Por Alessandro Soler, de Madri
O recém-lançado álbum de Kell Smith, segundo de estúdio na sua carreira, se chama “O velho e bom novo”. Mas poderia ser “O novo e bom velho”. Ao falar de sentimentos, estados mentais, físicos e astrais profundos, evoca o momento atual mas vai muito além: é uma obra sobre questões humanas ancestrais, como vulnerabilidade, autoconhecimento, luto e saúde mental. “São assuntos velhos, maltratados.

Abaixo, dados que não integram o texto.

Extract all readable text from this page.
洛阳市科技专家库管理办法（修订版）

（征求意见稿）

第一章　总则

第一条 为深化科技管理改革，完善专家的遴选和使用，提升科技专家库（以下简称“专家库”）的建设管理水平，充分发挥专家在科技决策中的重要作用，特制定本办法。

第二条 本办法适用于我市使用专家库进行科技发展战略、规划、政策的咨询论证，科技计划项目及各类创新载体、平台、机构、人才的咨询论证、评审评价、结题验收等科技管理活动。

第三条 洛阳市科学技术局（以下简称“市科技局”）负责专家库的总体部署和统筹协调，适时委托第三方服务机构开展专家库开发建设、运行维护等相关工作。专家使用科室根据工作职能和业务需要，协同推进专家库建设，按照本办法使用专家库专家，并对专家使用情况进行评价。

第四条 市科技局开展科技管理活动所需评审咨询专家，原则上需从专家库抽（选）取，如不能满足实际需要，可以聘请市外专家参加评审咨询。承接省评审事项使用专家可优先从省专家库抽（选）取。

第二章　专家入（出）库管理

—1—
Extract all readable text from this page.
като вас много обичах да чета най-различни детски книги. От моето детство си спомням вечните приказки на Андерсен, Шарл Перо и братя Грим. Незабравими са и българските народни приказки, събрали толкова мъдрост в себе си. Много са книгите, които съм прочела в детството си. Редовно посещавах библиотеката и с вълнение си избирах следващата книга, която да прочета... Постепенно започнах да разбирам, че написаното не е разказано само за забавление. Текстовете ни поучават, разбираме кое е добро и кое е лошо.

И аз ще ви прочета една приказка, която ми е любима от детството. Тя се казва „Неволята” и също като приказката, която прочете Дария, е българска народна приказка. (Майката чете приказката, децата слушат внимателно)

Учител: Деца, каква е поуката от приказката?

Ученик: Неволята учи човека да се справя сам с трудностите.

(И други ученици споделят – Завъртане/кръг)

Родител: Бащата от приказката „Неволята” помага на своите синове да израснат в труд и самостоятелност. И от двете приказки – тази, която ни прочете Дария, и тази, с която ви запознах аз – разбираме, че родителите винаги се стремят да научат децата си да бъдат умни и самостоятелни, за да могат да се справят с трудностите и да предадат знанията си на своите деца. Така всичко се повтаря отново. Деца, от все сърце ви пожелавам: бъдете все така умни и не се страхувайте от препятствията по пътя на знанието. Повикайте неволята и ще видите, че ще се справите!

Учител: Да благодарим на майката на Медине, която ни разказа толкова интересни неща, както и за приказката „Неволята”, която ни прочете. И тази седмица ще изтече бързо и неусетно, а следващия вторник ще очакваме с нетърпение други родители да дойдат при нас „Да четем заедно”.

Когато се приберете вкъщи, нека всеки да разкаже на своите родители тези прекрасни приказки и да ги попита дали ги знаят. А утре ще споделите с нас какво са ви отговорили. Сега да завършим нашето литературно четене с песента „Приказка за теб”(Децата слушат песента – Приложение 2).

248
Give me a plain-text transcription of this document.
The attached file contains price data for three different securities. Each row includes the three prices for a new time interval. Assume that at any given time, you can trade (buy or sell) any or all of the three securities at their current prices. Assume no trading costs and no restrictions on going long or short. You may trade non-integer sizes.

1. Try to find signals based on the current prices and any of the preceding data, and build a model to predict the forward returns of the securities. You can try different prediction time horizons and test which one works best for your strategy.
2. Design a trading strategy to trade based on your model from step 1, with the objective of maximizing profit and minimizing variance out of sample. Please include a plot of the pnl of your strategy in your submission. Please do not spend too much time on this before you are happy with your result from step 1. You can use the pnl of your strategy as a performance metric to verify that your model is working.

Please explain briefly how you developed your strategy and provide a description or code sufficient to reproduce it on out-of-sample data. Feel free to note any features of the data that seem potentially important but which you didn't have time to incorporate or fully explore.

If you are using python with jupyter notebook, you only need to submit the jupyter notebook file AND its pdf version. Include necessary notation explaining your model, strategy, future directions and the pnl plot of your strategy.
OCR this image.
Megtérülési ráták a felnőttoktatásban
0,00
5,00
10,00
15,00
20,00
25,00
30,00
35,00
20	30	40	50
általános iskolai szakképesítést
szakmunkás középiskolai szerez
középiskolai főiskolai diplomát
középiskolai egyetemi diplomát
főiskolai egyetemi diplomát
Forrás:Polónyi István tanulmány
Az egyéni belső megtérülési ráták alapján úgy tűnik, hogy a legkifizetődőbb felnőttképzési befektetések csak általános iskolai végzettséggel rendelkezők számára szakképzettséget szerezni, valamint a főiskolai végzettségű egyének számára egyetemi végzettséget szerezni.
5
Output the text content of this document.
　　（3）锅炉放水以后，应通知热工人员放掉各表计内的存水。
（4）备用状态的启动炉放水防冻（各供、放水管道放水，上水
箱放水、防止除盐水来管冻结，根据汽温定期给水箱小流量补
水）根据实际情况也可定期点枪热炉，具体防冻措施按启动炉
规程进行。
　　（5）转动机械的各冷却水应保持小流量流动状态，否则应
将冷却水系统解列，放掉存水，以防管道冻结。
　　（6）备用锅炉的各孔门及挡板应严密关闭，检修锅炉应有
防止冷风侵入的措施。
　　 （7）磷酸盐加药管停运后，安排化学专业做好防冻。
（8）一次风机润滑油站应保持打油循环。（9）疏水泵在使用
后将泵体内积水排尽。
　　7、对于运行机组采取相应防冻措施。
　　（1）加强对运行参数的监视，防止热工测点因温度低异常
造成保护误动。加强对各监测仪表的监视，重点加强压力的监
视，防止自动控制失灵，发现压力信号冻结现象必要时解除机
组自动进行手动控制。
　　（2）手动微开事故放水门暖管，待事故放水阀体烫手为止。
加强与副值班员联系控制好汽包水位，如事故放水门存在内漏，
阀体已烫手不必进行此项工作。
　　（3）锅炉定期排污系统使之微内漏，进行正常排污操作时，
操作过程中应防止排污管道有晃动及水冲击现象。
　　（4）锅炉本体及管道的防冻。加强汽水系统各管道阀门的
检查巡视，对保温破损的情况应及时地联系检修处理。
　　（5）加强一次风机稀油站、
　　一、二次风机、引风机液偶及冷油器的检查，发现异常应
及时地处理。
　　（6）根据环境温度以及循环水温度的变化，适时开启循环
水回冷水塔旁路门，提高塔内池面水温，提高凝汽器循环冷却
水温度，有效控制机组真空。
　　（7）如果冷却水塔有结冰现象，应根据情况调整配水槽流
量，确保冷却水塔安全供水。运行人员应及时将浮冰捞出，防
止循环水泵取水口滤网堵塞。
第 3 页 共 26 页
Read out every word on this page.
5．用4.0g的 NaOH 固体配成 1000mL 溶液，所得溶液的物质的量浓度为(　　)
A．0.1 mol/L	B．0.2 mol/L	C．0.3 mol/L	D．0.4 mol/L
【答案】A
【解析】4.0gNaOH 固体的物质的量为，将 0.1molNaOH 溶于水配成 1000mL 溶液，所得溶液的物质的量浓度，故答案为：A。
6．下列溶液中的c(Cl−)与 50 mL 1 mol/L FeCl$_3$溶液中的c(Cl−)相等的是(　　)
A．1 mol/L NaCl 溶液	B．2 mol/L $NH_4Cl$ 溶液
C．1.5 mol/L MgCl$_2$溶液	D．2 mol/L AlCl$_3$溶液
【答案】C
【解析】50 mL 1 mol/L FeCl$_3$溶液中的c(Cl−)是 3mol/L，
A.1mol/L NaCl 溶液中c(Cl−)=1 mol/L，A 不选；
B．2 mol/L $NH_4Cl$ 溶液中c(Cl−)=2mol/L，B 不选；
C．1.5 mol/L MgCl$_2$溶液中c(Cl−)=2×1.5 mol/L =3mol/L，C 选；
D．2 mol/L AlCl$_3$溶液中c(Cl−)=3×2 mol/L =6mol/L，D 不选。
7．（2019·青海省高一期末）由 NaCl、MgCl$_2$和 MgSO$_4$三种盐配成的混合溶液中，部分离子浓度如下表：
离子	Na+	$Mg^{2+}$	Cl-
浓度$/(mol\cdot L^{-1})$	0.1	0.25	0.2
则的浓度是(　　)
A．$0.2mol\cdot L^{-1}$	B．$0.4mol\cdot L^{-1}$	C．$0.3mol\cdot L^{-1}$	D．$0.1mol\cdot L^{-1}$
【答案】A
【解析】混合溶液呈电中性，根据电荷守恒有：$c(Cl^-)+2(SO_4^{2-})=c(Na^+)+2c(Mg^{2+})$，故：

O vírus veio evidenciar que tudo o que a gente precisava resolver ainda está pendente. Compus antes de (a pandemia) acontecer. E falar disso teve um efeito terapêutico sobre mim”, disse a compositora, cantora e produtora num longo papo com a UBC por telefone.
Com 12 faixas ao todo (das quais seis foram lançadas agora), 100% delas autorais e algumas compostas em parceria com o maestro e produtor Bruno Alves, o disco mostra a evolução desta cantora com formação em música religiosa que estourou em 2018, numa parceria explosiva com Rick Bonadio (em hits como “Era Uma Vez” e “Respeita as Mina”), e abraçou um pop cheio de estilo e letras marcadas por várias camadas de significado. “Um artista não pode se omitir, precisa abordar temas que toquem as pessoas, que sejam importantes para elas. O artista, depois que perde o CPF, às vezes se desconecta do que é a vida real. Eu quero estar próxima. Este álbum e o que eu faço são muito mais sobre a minha relação com o público do que sobre mim especialmente.”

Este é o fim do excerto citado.